A trend towards simplification and narrower focus is emerging in the quarterly earnings reports of some of the world's biggest brands. We've heard it from Gap, Ralph Lauren and Burberry this month, and now we're hearing it from Victoria's Secret.
The lingerie giant's first quarter earnings report (or, rather, that of its parent company L Brands) was highly anticipated thanks to a recent Buzzfeed scoop revealing that it was planning to eliminate swimwear. Indeed, the company confirmed the elimination of swim as well as shoes, accessories and apparel — basically everything that had been offered online and varied by stores. The company has also completely restructured what's left: Victoria's Secret Lingerie, Pink and Victoria's Secret Beauty are now distinct businesses with their own executive leadership. Digital will be integrated into each unit; and once remaining swim, accessory and apparel inventory is sold, the company's offering will be the same online as it is in stores.

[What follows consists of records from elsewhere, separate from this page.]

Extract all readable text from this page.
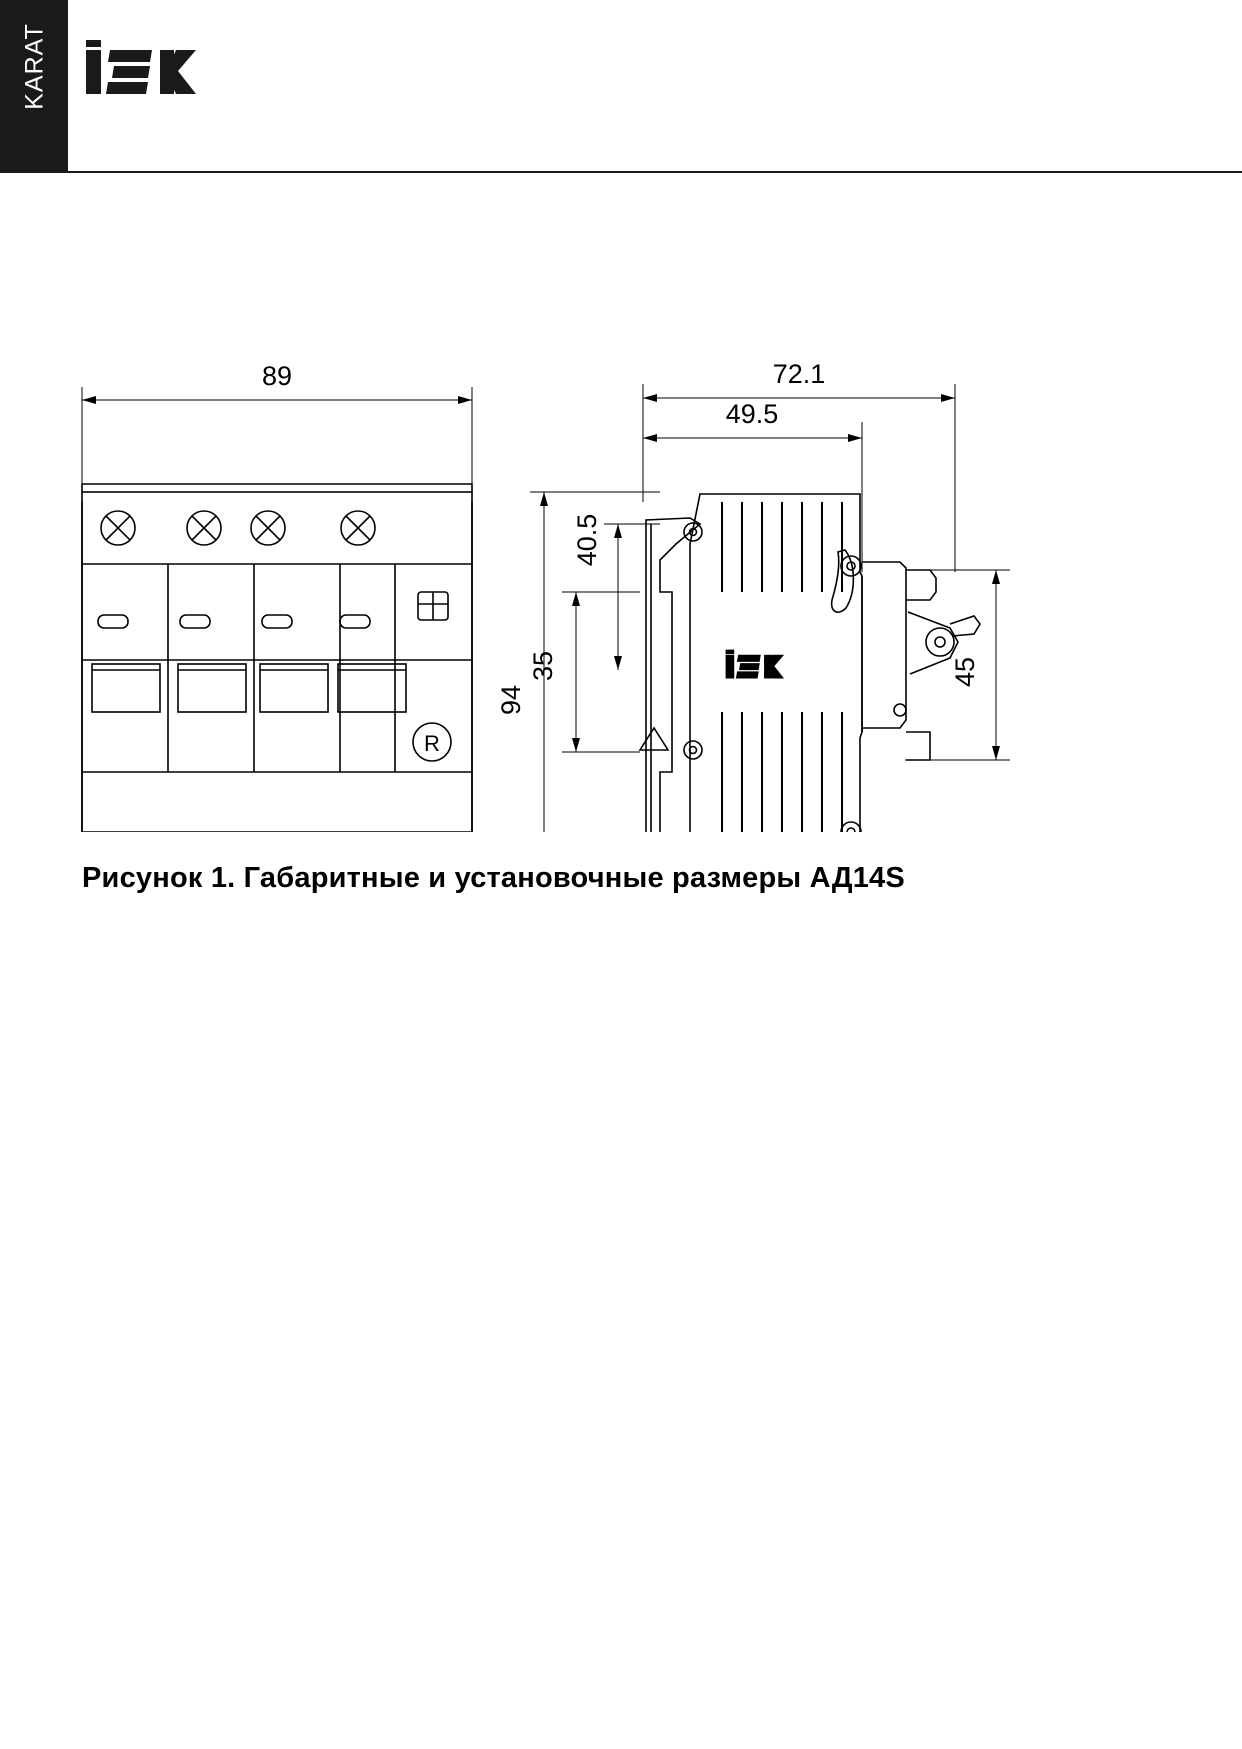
KARAT
R
89	72.1
49.5
94
40.5
35	45
Рисунок 1. Габаритные и установочные размеры АД14S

Approximately 290 people have been laid off as a result.
While it may be beneficial in the long run, these changes are going to hurt the company's bottom line in the short term. The categories being eliminated contributed about $525 million in sales last year according to the company and profits will suffer as those products get marked down (though it's good news if you're in the market for a sexy swimsuit!).
To hopefully save money, the company also plans to cut down on promotions and significantly reduce the circulation of the catalogs that most likely introduced you to Victoria's Secret back in the day. Apparently, the company tested the elimination of catalogs in several cities and it had no meaningful impact to sales.
As for how Victoria's Secret did this past quarter: well, not great. Sales at the brand were up by 2 percent while profits decreased by 7 percent, with Pink showing the strongest momentum of the "core" brands and beauty showing the weakest. Expect a major ramping up of that business as the company restructures throughout the year.